Member of the New Mexico House of Representatives from the 26th district
- In office 2001–2013
- Preceded by: Arthur C. Hawkins
- Succeeded by: Georgene Louis

Personal details
- Born: January 24, 1970 (age 56) Panama Canal Zone
- Party: Democratic
- Education: Purdue University (BA) George Washington University (JD)

= Al Park =

American politician

Al Park (born January 24, 1970) is an American attorney, lobbyist, and politician who served as a member of the New Mexico House of Representatives for the 26th district from 2001 to 2013.
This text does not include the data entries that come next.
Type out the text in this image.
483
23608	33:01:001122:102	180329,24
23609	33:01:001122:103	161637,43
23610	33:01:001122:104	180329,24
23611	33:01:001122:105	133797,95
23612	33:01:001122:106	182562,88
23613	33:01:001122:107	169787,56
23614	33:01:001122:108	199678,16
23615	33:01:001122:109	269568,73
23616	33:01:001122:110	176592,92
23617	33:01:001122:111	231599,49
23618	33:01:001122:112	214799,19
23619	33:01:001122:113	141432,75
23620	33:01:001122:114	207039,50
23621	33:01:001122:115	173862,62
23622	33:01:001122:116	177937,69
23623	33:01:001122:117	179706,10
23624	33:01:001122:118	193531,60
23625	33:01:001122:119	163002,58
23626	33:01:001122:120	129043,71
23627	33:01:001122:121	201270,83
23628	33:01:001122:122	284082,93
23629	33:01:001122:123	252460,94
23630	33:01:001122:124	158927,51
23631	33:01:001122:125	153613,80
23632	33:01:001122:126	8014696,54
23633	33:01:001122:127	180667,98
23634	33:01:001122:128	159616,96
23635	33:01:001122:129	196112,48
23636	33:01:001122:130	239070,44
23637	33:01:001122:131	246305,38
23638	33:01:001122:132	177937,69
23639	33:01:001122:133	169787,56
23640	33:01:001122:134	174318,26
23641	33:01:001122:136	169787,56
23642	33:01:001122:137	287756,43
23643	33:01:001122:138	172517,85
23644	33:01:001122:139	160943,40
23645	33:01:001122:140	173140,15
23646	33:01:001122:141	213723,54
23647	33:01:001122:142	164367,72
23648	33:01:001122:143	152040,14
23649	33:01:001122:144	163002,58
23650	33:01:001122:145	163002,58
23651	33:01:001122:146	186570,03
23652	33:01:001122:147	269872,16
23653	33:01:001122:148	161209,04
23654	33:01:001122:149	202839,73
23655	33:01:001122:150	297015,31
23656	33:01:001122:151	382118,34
== Early life and education ==
Park was born in the Panama Canal Zone, the son of a Venezuelan mother and white father. He earned a Bachelor of Arts degree in history from Purdue University in 1992 and a Juris Doctor from the George Washington University Law School in 1995.

== Career ==
From 1995 to 1997, Park served as a law clerk for Judge John Edwards Conway. He later worked as an attorney at Jennings Haug Keleher McLeod. He was elected to the New Mexico House of Representatives in November 2000 and assumed office in January 2001. During his tenure, Park served as chair of the House Judiciary Committee. Since leaving the House in 2013, Park has worked as a lobbyist and attorney.